Plutôt que de se hasarder dans des annonces budgétaires profitant à l’hôpital, Gabriel Attal a donc préféré égrener des mesures symboliques, pouvant avoir un effet rapide. Ainsi des médecins étrangers que le Premier ministre veut régulariser en masse. Autre piste plus curieuse, celle d’un « émissaire » chargé de récupérer des praticiens à l’étranger, au risque là encore de décevoir. « La France est-elle redevenue une colonie ? », interroge le Dr Jean-François Cibien (APH). « Cette annonce est effrayante. On prend les médecins à l’étranger, mais pas les malades pauvres », analyse André Grimaldi. Même remarque de la Dr Anne Wernet, présidente du Syndicat national des praticiens hospitaliers anesthésistes-réanimateurs élargi (Snphare), qui considère cette mesure comme « nauséabonde » et déplore que l’on aille « piller des pays qui n’ont eux-mêmes pas assez de médecins. La solution consisterait à ouvrir les vannes en mettant fin au concours de médecine hypersélectif ».
Gabriel Attal a aussi évoqué les nouvelles passerelles pour les paramédicaux vers les études de médecine afin de trouver de nouveaux renforts.

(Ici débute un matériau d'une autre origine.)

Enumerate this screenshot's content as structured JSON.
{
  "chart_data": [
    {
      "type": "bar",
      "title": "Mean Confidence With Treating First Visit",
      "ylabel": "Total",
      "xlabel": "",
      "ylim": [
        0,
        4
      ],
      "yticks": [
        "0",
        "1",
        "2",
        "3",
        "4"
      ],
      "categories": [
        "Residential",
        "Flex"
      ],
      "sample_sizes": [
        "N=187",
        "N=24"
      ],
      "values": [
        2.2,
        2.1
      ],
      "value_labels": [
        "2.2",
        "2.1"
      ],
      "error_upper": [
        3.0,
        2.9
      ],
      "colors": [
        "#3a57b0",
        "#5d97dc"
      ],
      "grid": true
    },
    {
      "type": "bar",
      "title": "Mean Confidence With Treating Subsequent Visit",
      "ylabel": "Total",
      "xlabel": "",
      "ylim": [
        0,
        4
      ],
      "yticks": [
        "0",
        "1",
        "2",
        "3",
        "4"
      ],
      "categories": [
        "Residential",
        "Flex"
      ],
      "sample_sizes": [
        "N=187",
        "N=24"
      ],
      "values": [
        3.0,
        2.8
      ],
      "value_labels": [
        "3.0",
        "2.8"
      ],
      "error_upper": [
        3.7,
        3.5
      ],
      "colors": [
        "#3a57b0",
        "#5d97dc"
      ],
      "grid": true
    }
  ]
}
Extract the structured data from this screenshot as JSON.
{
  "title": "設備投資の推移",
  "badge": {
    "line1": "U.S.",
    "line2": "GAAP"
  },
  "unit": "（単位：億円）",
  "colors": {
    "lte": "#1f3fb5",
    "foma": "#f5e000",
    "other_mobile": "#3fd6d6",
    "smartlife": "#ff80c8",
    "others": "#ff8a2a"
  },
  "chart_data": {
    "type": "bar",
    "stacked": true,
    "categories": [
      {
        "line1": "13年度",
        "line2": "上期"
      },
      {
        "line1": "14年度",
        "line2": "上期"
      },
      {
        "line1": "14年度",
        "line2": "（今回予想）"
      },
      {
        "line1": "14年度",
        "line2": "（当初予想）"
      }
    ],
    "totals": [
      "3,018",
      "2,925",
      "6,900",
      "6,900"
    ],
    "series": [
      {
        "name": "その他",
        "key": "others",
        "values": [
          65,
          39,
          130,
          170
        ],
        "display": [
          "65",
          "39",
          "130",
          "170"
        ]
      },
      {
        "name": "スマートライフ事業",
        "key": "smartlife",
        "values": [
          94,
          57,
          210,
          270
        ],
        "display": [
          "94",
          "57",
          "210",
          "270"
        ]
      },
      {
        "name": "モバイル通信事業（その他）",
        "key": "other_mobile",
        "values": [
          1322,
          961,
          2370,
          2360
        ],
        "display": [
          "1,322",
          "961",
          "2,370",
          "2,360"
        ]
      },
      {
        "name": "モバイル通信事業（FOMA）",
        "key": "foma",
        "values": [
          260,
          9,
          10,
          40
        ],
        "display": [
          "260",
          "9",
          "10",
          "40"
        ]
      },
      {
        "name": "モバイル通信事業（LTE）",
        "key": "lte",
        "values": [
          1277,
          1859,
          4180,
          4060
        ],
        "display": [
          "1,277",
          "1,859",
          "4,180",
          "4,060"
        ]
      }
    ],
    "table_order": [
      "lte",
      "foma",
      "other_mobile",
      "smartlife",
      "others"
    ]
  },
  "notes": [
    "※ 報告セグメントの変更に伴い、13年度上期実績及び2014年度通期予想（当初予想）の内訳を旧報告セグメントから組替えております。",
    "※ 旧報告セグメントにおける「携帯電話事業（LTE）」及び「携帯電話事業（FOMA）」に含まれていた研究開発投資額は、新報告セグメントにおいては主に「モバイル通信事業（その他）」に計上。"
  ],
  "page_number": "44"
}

Mais selon Anne Wernet, ce dispositif existe déjà et ne fonctionne pas, c’est donc « une fausse annonce ». « Un infirmier anesthésiste qui a déjà plusieurs années d’études à son compteur aura-t-il envie de suivre un parcours de six années d’études médicales supplémentaires ? », s’interroge-t-elle.
Quant à la réforme de l’aide médicale d’État (AME) que le Premier ministre veut faire passer par voie réglementaire « avant l’été », la méthode risque d’agacer les oppositions et une partie du secteur hospitalier, faute de débat suffisant. Lors de ses vœux le 29 janvier, Arnaud Robinet, président de la FHF a prévenu que la suppression de l’AME « pour la remplacer par une aide médicale d’urgence serait une faute sanitaire, éthique et budgétaire lourde de conséquences ».